Alors qu'elle me fixait, je pesais mes options. Un, je pourrais être impolie et l'ignorer complètement ou deux, je pourrais trouver qu'il soit mieux de bavarder avec elle pour occuper mon esprit et passer le temps.
Ô les choix...
"Je vais dans l'Idaho... à l'école." Mon choix n'a pas été si difficile après tout. Elle m'a regardé et ses yeux se sont écarquillés.
"Oh mon Dieu ! Moi aussi !" L'expression heureuse sur son visage m'a fait écarquiller les yeux.
Cette fille est également bien trop enthousiaste de bon matin.
"C'est chouette.
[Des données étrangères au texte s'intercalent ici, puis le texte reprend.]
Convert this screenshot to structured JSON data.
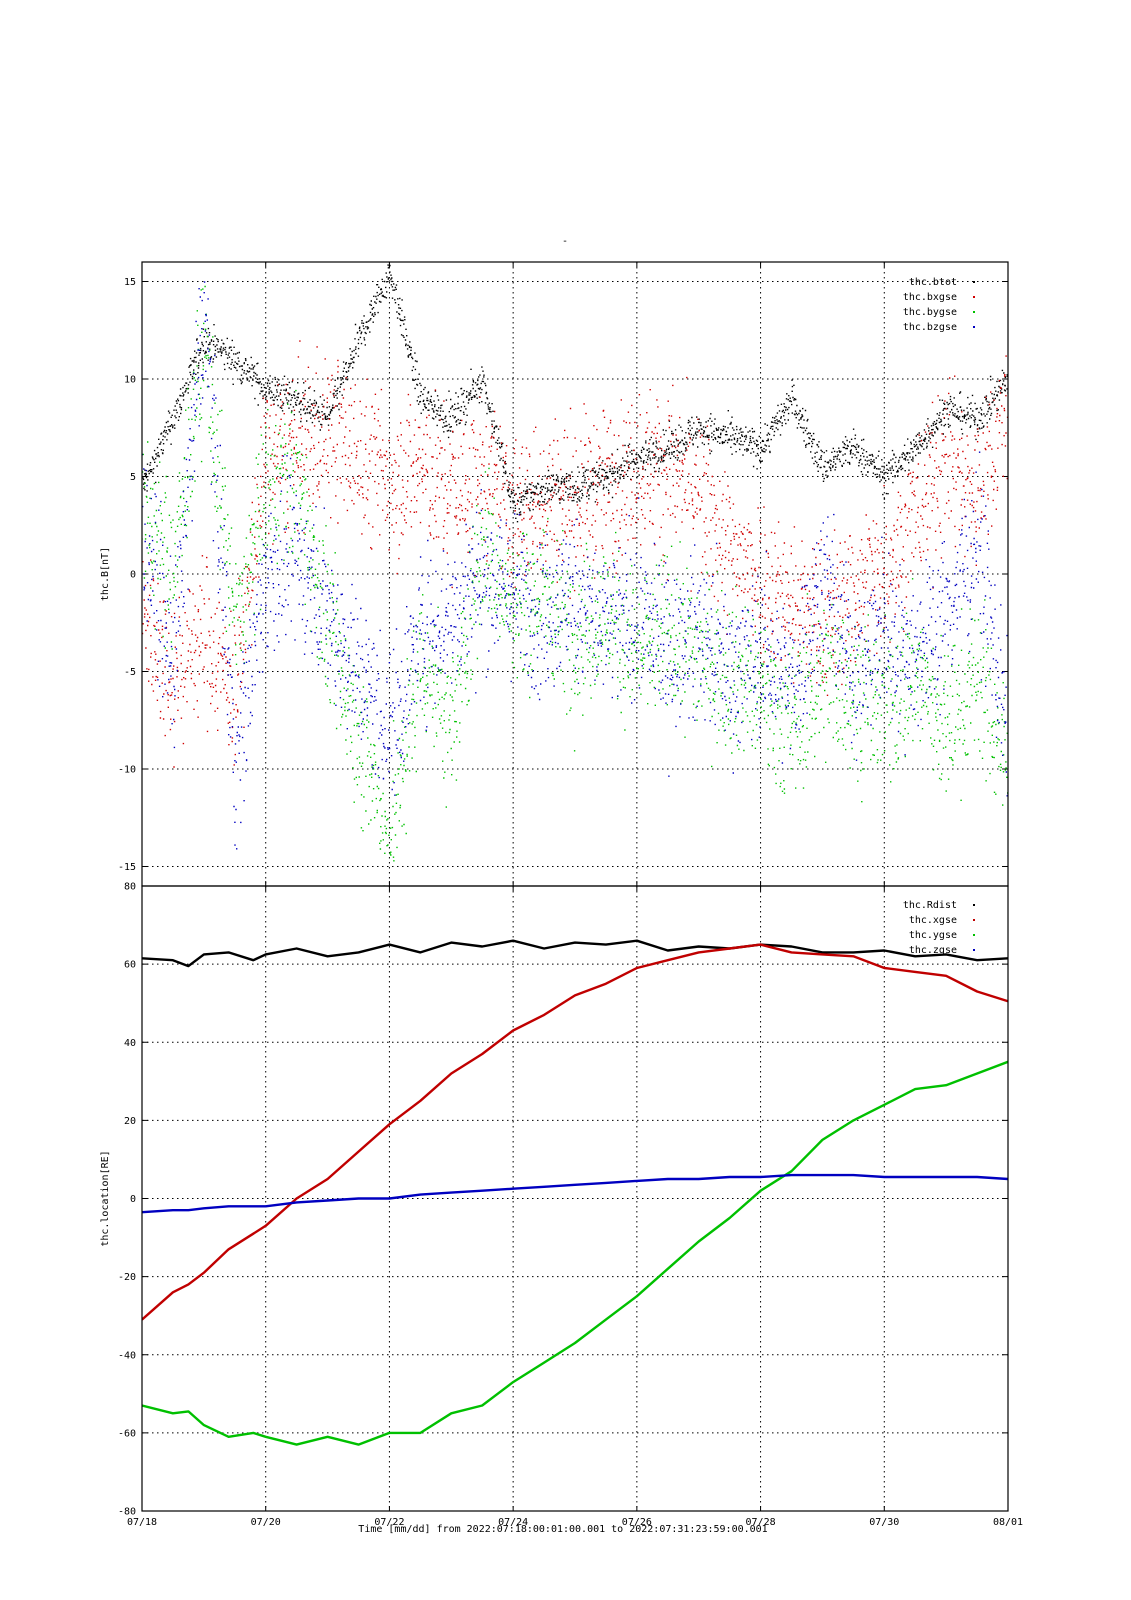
{
  "figure": {
    "top_title": "-",
    "xlabel": "Time [mm/dd]  from 2022:07:18:00:01:00.001  to  2022:07:31:23:59:00.001"
  },
  "chart_data": [
    {
      "type": "scatter",
      "title": "",
      "ylabel": "thc.B[nT]",
      "xlim": [
        "07/18",
        "08/01"
      ],
      "ylim": [
        -16,
        16
      ],
      "x_ticks": [
        "07/18",
        "07/20",
        "07/22",
        "07/24",
        "07/26",
        "07/28",
        "07/30",
        "08/01"
      ],
      "y_ticks": [
        15,
        10,
        5,
        0,
        -5,
        -10,
        -15
      ],
      "grid": true,
      "legend": "top-right",
      "x_days": [
        0,
        0.5,
        1,
        1.5,
        2,
        2.5,
        3,
        3.5,
        4,
        4.5,
        5,
        5.5,
        6,
        6.5,
        7,
        7.5,
        8,
        8.5,
        9,
        9.5,
        10,
        10.5,
        11,
        11.5,
        12,
        12.5,
        13,
        13.5,
        14
      ],
      "series": [
        {
          "name": "thc.btot",
          "color": "#000000",
          "values": [
            4.5,
            8,
            12,
            11,
            9.5,
            9,
            8,
            12,
            15.5,
            9,
            8,
            10,
            3.5,
            4.5,
            4.5,
            5,
            6,
            6.5,
            7.5,
            7,
            6.5,
            9,
            5.5,
            6.5,
            5,
            6.5,
            8.5,
            8,
            10
          ]
        },
        {
          "name": "thc.bxgse",
          "color": "#d00000",
          "values": [
            -2,
            -5,
            -3,
            -6,
            6,
            6.5,
            7.5,
            6,
            5,
            5.5,
            4,
            5,
            3,
            4,
            4,
            4.5,
            5.5,
            5.5,
            4,
            1,
            0,
            -1.5,
            -2.5,
            -1,
            0.5,
            3,
            6,
            4,
            9
          ]
        },
        {
          "name": "thc.bygse",
          "color": "#00c000",
          "values": [
            3,
            0,
            12,
            -3,
            4,
            5,
            -3,
            -8,
            -14,
            -4,
            -8,
            2,
            -2,
            -1,
            -3,
            -2,
            -4,
            -3,
            -4,
            -5,
            -6,
            -8,
            -5,
            -6,
            -7,
            -5,
            -8,
            -5,
            -10
          ]
        },
        {
          "name": "thc.bzgse",
          "color": "#0000c0",
          "values": [
            3,
            -5,
            14,
            -10,
            0,
            1,
            -2,
            -5,
            -8,
            -3,
            -2,
            0,
            -1,
            -2,
            -1,
            -3,
            -2,
            -4,
            -3,
            -5,
            -4,
            -6,
            0,
            -5,
            -3,
            -4,
            -2,
            2,
            -9
          ]
        }
      ]
    },
    {
      "type": "line",
      "title": "",
      "ylabel": "thc.location[RE]",
      "xlim": [
        "07/18",
        "08/01"
      ],
      "ylim": [
        -80,
        80
      ],
      "x_ticks": [
        "07/18",
        "07/20",
        "07/22",
        "07/24",
        "07/26",
        "07/28",
        "07/30",
        "08/01"
      ],
      "y_ticks": [
        80,
        60,
        40,
        20,
        0,
        -20,
        -40,
        -60,
        -80
      ],
      "grid": true,
      "legend": "top-right",
      "x_days": [
        0,
        0.5,
        0.75,
        1,
        1.4,
        1.8,
        2,
        2.5,
        3,
        3.5,
        4,
        4.5,
        5,
        5.5,
        6,
        6.5,
        7,
        7.5,
        8,
        8.5,
        9,
        9.5,
        10,
        10.5,
        11,
        11.5,
        12,
        12.5,
        13,
        13.5,
        14
      ],
      "series": [
        {
          "name": "thc.Rdist",
          "color": "#000000",
          "values": [
            61.5,
            61,
            59.5,
            62.5,
            63,
            61,
            62.5,
            64,
            62,
            63,
            65,
            63,
            65.5,
            64.5,
            66,
            64,
            65.5,
            65,
            66,
            63.5,
            64.5,
            64,
            65,
            64.5,
            63,
            63,
            63.5,
            62,
            62.5,
            61,
            61.5
          ]
        },
        {
          "name": "thc.xgse",
          "color": "#c00000",
          "values": [
            -31,
            -24,
            -22,
            -19,
            -13,
            -9,
            -7,
            0,
            5,
            12,
            19,
            25,
            32,
            37,
            43,
            47,
            52,
            55,
            59,
            61,
            63,
            64,
            65,
            63,
            62.5,
            62,
            59,
            58,
            57,
            53,
            50.5
          ]
        },
        {
          "name": "thc.ygse",
          "color": "#00c000",
          "values": [
            -53,
            -55,
            -54.5,
            -58,
            -61,
            -60,
            -61,
            -63,
            -61,
            -63,
            -60,
            -60,
            -55,
            -53,
            -47,
            -42,
            -37,
            -31,
            -25,
            -18,
            -11,
            -5,
            2,
            7,
            15,
            20,
            24,
            28,
            29,
            32,
            35
          ]
        },
        {
          "name": "thc.zgse",
          "color": "#0000c0",
          "values": [
            -3.5,
            -3,
            -3,
            -2.5,
            -2,
            -2,
            -2,
            -1,
            -0.5,
            0,
            0,
            1,
            1.5,
            2,
            2.5,
            3,
            3.5,
            4,
            4.5,
            5,
            5,
            5.5,
            5.5,
            6,
            6,
            6,
            5.5,
            5.5,
            5.5,
            5.5,
            5
          ]
        }
      ]
    }
  ]
}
Tu vas étudier quoi ?" J'étais curieuse de sa réponse car il n'y avait pas beaucoup de raisons d'assister à l'Université de l'Idaho.
"Oh, les études agricoles. Je veux aider la planète et tout... pas vraiment décidé sur un domaine spécifique encore." Sa réponse était intéressante et je savais ce que c'était. Je ne pouvais pas non plus cerner mon domaine spécifique.
"C'est chouette. Je fais la même chose."
"Oh la la !" s'est-elle exclamée, "Peut-être qu'on finira par être colocataires aussi." Elle a ri et j'ai soupiré doucement, pensant que je préférerais cela plutôt que de rester chez mon père.
"Malheureusement, j'aimerais que ce soit le cas… mais, je vais rester chez mon père. Pas besoin de résidence universitaire quand je peux vivre avec lui gratuitement, tu sais."
Elle hocha la tête, me souriant, et je ne pouvais m'empêcher de me sentir à l'aise avec elle. Elle était un agréable contraste avec le paquet de nerfs et d'irritation que j'avais été auparavant.
"Peu importe, ce sera une magnifique année. Au fait, je m'appelle Kate." Tendant sa main vers moi, j'ai hésité avant de la prendre.
"Ivy." ai-je répondu platement avant que le coin de ma lèvre ne se hisse en un petit sourire.
Je m'attendais à venir à cette école et à ne me faire aucun ami, et pourtant, voilà que je me liais d'amitié avec une fille avec laquelle je n'aurais jamais envisagé de lier amitié avant même que nous ne quittions le tarmac.
J'étais plus détendue et réservée. Une introvertie, si vous voulez, et c'était l'opposé complet de Kate. Elle était le genre de fille avec laquelle j'aurais eu des problèmes au lycée. Le type pom-pom girl qui se soucie de son apparence et du statut social qui l'entoure.
Cependant, dans ce cas, les apparences étaient trompeuses. Elle n'était pas du tout ce genre de personne, et pour cela j'étais reconnaissante.
Le temps est passé vite alors que nous parlions et finalement l'avion a commencé sa descente, s'arrêtant à l'aéroport de Fountains. Il était près de l'école, mais la maison de mon père était encore à 45 minutes de là. Au moins, cela me laisserait le temps de rattraper le temps perdu avec mon père et de traverser tout le silence gênant avant de rencontrer le reste des démons de l'enfer.
"Alors, c'est qui qui vient te chercher ?" demanda Kate alors que nous attendions l'arrivée de nos bagages. Mes yeux cherchaient mon père mais ne le voyant nulle part.
"Mon père, en principe... il ne doit pas encore être là." murmurais-je avant qu'un soupir ne m'échappe.
"Oh mon Dieu..." gémit Kate en laissant échapper un petit soupir, "ne regarde pas maintenant mais il y a deux hommes totalement sexy là-bas sur ta droite."
Mes sourcils se froncèrent de confusion alors que je suivais sa ligne de vue vers les hommes dont elle parlait. Ils semblaient se disputer entre eux, mais l'un d'eux tenait une pancarte avec mon nom dessus dans sa main et en la lisant je réalisai qui c'était.
"Tu plaisantes..." grognai-je, amenant Kate à me regarder avec interrogation.
"Qu'est-ce qu'il y a ?"
"Ces deux-là font partie des quatre frères. J'imagine que mon père n'a pas eu le temps de venir me chercher après tout." Si la journée ne pouvait pas être pire... elle venait de l'être.